How this skill works

Create a reusable base Type and extend it per variant via .merge() or the '...' spread key, then combine variants into a union with .or() or the static type.or() form. Arktype auto-detects a discriminant when each branch sets the same key to distinct literal values. Respect .merge() limitations: it only accepts object Types, so merge each variant individually and then union them.

When to use it

  • Defining command, event, or action schemas with distinct variants
  • Composing a shared base Type with variant-specific fields
  • When you need runtime-inspectable and composable Types
  • When you want TypeScript-safe narrowing via a literal discriminant
  • Building schemas that will convert reliably to JSON Schema

Best practices

  • Prefer commandBase.merge({...}) for per-variant fields so the base remains a true arktype Type
  • For 5+ variants prefer type.or(variantA, variantB, ...) to avoid deeply nested chaining
  • For 2–4 variants chaining .or() on merged branches is readable and fine
  • Use 'key?' syntax for optional properties; avoid | undefined on required keys
  • Remember .merge() is shallow: top-level keys are overwritten by merge arguments

Example use cases

  • Command schemas for a background worker where each action has its own payload and optional result
  • Event streams where base metadata (id, createdAt, deviceId) is shared across event types
  • Define table schemas with union value types for use with defineTable()
  • API request/response shapes where each route uses a discriminant literal
  • Local-first app message passing between UI and worker using explicit variants

FAQ

Why use type.or() instead of chaining .or()?

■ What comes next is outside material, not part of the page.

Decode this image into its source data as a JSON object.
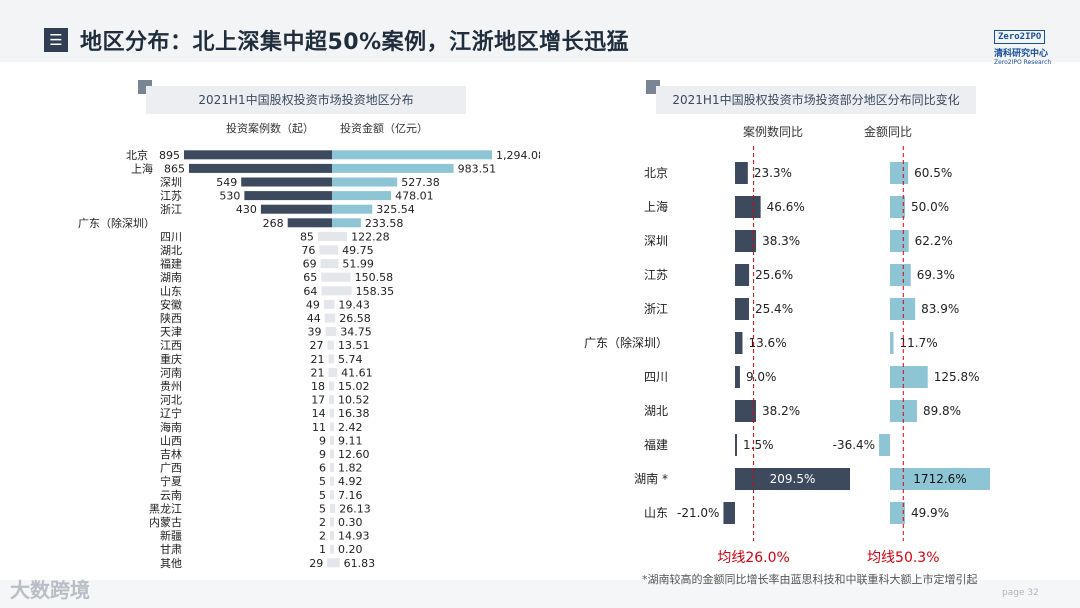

type.or() is recommended for 5+ variants because it avoids deeply nested .or() chains and reads as a flat list of branches.

Can I pass a union into .merge()?

No. .merge() only accepts object Types. Merge each variant separately, then combine them with type.or().

How do I represent an optional value that can be explicitly undefined?

Use the 'key?' optional-key syntax and, if the value can be undefined when present, combine with .or('undefined') for the value type.